The fiasco in Oklahoma suggests that maybe we took a wrong turn back in 1792. If we are to have capital punishment, there is something to be said for the old-fashioned methods. The sword is indeed too aristocratic for a republic such as France’s or our own, and our already over-titled public sector does not need a High Executioner. But there is something to be said for the sword, and for the high executioner. Execution is a job for a man, not a machine. The power to take a life is profound, and it must be undertaken with the highest degree of sobriety and responsibility. The intimacy of the sword in the hands of the executioner communicates that power and responsibility much more directly than our own relatively bloodless bureaucracy of death ever could. The plodding American mode of bureaucracy if anything subtracts from the profundity of an execution, being organized around a principle of dehumanization that in a sense makes the actual taking of life anticlimactic, almost — but only almost — beside the point.

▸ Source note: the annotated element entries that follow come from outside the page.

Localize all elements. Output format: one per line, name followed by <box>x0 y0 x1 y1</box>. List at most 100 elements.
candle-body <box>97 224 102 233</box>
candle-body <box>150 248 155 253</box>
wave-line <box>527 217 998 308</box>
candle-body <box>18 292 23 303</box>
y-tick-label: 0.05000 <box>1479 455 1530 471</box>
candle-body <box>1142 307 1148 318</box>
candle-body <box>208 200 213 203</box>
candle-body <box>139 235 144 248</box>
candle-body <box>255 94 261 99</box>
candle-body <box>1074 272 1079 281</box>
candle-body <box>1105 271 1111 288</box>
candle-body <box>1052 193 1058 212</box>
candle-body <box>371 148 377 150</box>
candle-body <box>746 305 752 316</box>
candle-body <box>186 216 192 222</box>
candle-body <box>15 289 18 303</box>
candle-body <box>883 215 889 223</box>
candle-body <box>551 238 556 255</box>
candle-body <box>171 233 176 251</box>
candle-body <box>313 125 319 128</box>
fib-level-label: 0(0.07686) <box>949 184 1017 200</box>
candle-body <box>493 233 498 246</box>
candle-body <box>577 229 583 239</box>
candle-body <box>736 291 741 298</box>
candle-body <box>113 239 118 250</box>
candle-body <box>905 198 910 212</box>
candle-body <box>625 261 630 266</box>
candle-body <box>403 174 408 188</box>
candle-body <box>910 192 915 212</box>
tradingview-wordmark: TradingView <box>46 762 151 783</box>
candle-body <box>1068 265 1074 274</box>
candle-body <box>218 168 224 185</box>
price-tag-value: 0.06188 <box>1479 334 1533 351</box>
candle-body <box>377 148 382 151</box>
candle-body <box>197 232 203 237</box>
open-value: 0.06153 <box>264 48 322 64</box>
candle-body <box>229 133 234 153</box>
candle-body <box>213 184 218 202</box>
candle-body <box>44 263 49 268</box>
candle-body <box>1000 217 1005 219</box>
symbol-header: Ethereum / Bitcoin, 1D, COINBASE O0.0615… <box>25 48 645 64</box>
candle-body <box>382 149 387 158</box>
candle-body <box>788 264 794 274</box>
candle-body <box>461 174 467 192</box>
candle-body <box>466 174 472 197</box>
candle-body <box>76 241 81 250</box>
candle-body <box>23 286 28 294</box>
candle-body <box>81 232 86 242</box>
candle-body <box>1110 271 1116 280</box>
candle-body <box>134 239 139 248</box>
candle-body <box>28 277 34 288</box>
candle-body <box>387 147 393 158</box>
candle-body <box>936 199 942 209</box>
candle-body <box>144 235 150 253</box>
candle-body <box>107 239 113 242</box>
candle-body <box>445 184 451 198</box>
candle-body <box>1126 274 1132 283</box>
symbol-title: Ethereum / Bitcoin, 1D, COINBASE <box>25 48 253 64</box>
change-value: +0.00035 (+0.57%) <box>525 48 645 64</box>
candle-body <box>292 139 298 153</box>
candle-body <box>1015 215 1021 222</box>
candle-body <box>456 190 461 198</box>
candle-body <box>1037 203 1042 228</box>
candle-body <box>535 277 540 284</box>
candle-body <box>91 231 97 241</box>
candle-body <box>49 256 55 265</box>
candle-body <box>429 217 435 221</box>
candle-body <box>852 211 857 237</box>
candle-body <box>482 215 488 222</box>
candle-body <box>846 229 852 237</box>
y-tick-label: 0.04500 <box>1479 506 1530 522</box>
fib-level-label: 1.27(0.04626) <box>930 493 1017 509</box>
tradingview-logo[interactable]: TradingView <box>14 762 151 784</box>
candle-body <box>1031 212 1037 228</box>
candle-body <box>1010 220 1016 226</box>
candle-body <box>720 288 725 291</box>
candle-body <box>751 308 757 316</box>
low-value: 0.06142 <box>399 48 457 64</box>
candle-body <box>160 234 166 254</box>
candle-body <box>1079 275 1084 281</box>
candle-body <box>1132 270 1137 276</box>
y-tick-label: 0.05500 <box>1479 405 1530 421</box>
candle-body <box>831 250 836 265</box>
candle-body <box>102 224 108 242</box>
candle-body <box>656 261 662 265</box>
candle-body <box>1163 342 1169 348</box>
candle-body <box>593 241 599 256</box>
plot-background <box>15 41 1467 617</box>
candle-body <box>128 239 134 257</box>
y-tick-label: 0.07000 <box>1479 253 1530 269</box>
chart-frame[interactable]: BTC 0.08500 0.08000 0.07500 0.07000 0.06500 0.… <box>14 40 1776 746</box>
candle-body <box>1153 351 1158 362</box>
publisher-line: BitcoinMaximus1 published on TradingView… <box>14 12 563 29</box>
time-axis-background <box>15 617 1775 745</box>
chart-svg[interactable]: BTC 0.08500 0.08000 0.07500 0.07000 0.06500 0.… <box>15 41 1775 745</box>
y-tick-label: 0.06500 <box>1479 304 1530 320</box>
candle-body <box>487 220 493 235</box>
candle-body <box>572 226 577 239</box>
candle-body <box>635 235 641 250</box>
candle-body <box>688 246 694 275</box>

In truth, the unique terrors of the American practice of capital punishment are, the occasional botched job to one side, mainly bureaucratic: the endless legal proceedings, the apparently arbitrary imposition of the capital sanction, the strange little rituals we maintain to give a manageable shape to the horror. Though no one can say so with any authority, it seems to me that the last five minutes of the condemned man’s life must be something of a relief compared with the last five weeks of it or the last five hours — the last meal, the last sunrise and sunset (probably unseen), the long walk down the hall, the restraints, the connection to the sterile machinery. It is not surprising that the condemned occasionally complain that they wish that the state would just get on with it.
Arbitrary, dehumanizing, time-consuming: The terrors of an American execution are a great deal like other encounters with American government, with the obvious exception of how it ends.
Except when that’s not an exception.